Horizon-Aus: Schweiz sucht neue Partner
Das Aus des EU-Rahmenabkommens hat die Schweiz von wichtigen internationalen Forschungsprogrammen wie Horizon ausgeschlossen. Der Bundesrat sprang mit Überganghilfen ein und schloss neue Partnerschaften ab. Doch reichen sie aus?
Charlotte Laufkötter hatte gerade ihr Studium begonnen, als Schweizer Forscher:innen die ersten Fördermittel von der Europäischen Union (EU) erhielten. Das war 2004. Heute, fast 20 Jahre später, hat die Europäische Union den Zugang der Schweiz zu Horizon Europe, dem grössten internationalen Förderprogramm, stark eingeschränkt. Laufkötter ist eine der letzten Wissenschaftler:innen, die davon profitieren.
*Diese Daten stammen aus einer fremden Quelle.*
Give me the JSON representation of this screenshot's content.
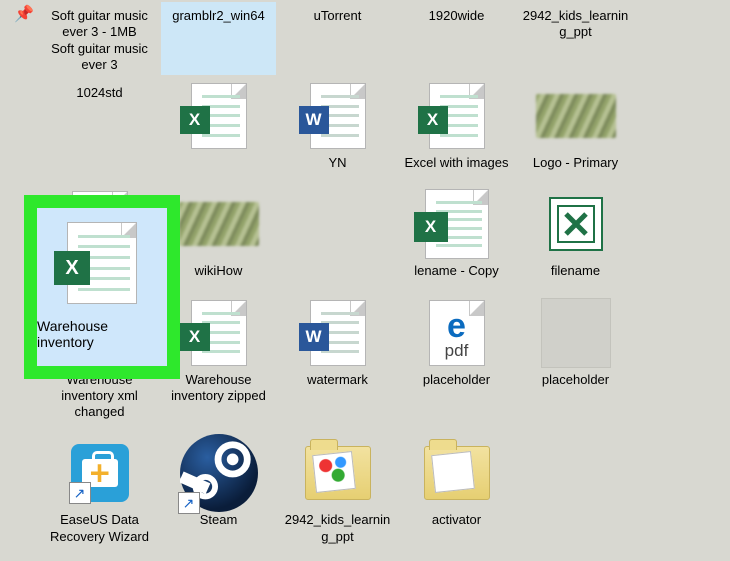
{
  "row1": [
    {
      "label": "Soft guitar music ever 3 - 1MB\nSoft guitar music ever 3",
      "selected": false
    },
    {
      "label": "gramblr2_win64",
      "selected": true
    },
    {
      "label": "uTorrent",
      "selected": false
    },
    {
      "label": "1920wide",
      "selected": false
    },
    {
      "label": "2942_kids_learning_ppt",
      "selected": false
    },
    {
      "label": "1024std",
      "selected": false
    }
  ],
  "row2": [
    {
      "label": "",
      "icon": "excel"
    },
    {
      "label": "YN",
      "icon": "word"
    },
    {
      "label": "Excel with images",
      "icon": "excel"
    },
    {
      "label": "Logo - Primary",
      "icon": "blur"
    },
    {
      "label": "Logo - Primary",
      "icon": "edge-pdf"
    },
    {
      "label": "wikiHow",
      "icon": "blur"
    }
  ],
  "highlight": {
    "label": "Warehouse inventory",
    "icon": "excel"
  },
  "row3": [
    {
      "label": "lename - Copy",
      "icon": "excel-doc-big"
    },
    {
      "label": "filename",
      "icon": "excel-legacy"
    },
    {
      "label": "Warehouse inventory xml changed",
      "icon": "excel"
    },
    {
      "label": "Warehouse inventory zipped",
      "icon": "excel"
    },
    {
      "label": "watermark",
      "icon": "word"
    }
  ],
  "row4": [
    {
      "label": "placeholder",
      "icon": "edge-pdf"
    },
    {
      "label": "placeholder",
      "icon": "blank"
    },
    {
      "label": "EaseUS Data Recovery Wizard",
      "icon": "easeus",
      "shortcut": true
    },
    {
      "label": "Steam",
      "icon": "steam",
      "shortcut": true
    },
    {
      "label": "2942_kids_learning_ppt",
      "icon": "folder-pics"
    },
    {
      "label": "activator",
      "icon": "folder-plain"
    }
  ],
  "pdf_label": "pdf"
}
Laufkötter ist Meereswissenschaftlerin an der Universität Bern und erhielt im Januar dieses Jahres den prestigeträchtigen Starting Grant des Europäischen Forschungsrats (ERC). Das Stipendium in Höhe von 1,5 Millionen Euro ermöglicht ihr ein ambitioniertes Projekt zum Klimawandel: Mit Hilfe von Supercomputern und Daten autonomer Bojen möchte sie simulieren, wie organischer Kohlenstoff in der Tiefsee versinkt.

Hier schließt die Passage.